A despeito do resultado satisfatório, o Lixo Zero carece de ajustes. Na última segunda, não havia viatura para levar o músico chileno Fénix Spencer à delegacia, depois que ele foi pego atirando uma guimba na rua e sem documento. Outro ponto que merece reparo é o horário de funcionamento das operações, das 8 da manhã às 8 da noite, que não contempla o período de pico da produção de lixo na Lapa, um trecho boêmio por excelência. Segundo o presidente da Comlurb, está em estudo a ampliação do horário nesse pedaço. O que já foi confirmado é o desembarque do projeto nos bairros de Ipanema, Leblon e Lagoa na terça (10). Em seguida, estão nos planos Flamengo, Laranjeiras, Botafogo, Catete e Glória, e até o fim do ano ele deve chegar às zonas Norte e Oeste.
Se a cruzada contra a imundície nas ruas for bem-sucedida, ficaremos livres de um problema que historicamente degrada a cidade. "Quem vinha ao Rio no século XIX invariavelmente reclamava da sujeira", destaca o pesquisador Milton Teixeira. Ao morar no país de 1808 a 1818, o comerciante inglês John Luccock se disse enojado com as ruas da capital do Império. Sua conterrânea Maria Graham foi outra viajante que fez pesados relatos sobre o emporcalhamento que viu aqui. O panorama pouco mudou ao longo dos séculos. Após o último Carnaval, uma enquete da rádio BBC Brasil revelou que uma das principais reclamações dos turistas estrangeiros era a falta de limpeza das ruas e praias cariocas. Pouco antes, um levantamento feito pelo site TripAdvisor, especializado em viagens, mostrava que o Rio é a nona cidade mais suja do mundo entre quarenta avaliadas.
Além de ser uma demonstração de incivilidade e um atentado contra a higiene, largar detritos em qualquer lugar é prejuízo na certa. Só com a varrição das vias públicas o município gasta até 20 milhões de reais por ano. No entanto, o binômio educação-coerção renova o alento para mudar esse quadro, como demonstram outras metrópoles do planeta onde a punição dos sujismundos vigora há mais tempo.

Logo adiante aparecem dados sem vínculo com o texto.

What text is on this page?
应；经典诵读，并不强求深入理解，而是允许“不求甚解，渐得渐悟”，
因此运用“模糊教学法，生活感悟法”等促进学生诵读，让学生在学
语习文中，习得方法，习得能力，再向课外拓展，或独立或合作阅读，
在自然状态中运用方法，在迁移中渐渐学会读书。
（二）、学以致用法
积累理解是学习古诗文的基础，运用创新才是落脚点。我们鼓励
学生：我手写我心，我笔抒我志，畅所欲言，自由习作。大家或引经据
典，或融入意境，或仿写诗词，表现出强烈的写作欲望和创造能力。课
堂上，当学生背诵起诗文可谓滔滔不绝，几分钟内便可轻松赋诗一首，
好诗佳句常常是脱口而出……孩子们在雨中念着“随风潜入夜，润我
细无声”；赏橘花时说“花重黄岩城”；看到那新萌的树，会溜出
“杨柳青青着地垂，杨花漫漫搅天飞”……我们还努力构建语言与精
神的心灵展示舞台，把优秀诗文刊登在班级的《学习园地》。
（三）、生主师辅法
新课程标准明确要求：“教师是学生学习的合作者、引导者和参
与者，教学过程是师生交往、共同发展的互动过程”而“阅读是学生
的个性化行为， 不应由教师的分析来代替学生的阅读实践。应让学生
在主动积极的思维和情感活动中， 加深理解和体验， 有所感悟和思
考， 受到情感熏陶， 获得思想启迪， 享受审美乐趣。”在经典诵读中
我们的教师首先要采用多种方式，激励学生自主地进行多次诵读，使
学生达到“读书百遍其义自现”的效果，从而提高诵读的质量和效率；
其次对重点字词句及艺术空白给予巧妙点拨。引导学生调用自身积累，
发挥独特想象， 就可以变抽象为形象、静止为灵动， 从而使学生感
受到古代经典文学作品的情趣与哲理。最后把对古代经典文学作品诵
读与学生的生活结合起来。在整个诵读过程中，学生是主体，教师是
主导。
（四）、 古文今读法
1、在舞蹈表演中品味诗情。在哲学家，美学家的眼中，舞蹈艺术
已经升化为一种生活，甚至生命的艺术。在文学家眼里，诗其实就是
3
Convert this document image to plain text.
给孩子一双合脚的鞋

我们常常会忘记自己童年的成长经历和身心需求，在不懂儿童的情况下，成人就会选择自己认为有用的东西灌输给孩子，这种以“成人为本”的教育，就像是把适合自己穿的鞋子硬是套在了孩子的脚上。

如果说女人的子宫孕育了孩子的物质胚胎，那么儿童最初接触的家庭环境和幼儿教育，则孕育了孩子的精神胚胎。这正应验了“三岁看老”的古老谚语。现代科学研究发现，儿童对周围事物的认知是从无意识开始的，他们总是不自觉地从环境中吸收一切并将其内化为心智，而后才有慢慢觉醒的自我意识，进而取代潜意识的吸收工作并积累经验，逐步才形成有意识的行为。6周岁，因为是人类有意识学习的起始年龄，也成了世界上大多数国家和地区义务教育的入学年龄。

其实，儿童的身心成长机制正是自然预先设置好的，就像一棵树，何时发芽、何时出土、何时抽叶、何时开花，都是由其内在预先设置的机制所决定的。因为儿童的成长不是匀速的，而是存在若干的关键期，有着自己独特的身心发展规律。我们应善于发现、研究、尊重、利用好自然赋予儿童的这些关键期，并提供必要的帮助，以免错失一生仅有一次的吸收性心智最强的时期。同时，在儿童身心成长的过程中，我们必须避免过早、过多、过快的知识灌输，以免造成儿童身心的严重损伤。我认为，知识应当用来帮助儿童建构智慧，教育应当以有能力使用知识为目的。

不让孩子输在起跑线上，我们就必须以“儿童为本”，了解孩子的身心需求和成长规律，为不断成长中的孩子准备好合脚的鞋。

Em Paris, o mau hábito pode causar um rombo de 115 reais ao porcalhão. Na capital inglesa, o rigor é ainda maior. Um minúsculo chiclete lançado fora da cesta de lixo é passível de multa de 280 reais. Em Singapura, dependendo do caso, o valor vai de 650 a 6.500 reais. Por aqui, uma iniciativa semelhante, a Operação Lei Seca, que pune os motoristas alcoolizados, tem se mostrado um êxito sob todos os aspectos. O fundamental é que a lei venha para ficar. "Não se muda uma cultura apenas com um decreto. Mais importante do que penalizar é fazer com que as pessoas entendam a rua como um bem público, porque aí elas se tornam fiscais também", afirma o antropólogo Bernardo Conde. Mas que a dorzinha no bolso ajuda a entender a importância desse comportamento, disso não há dúvida.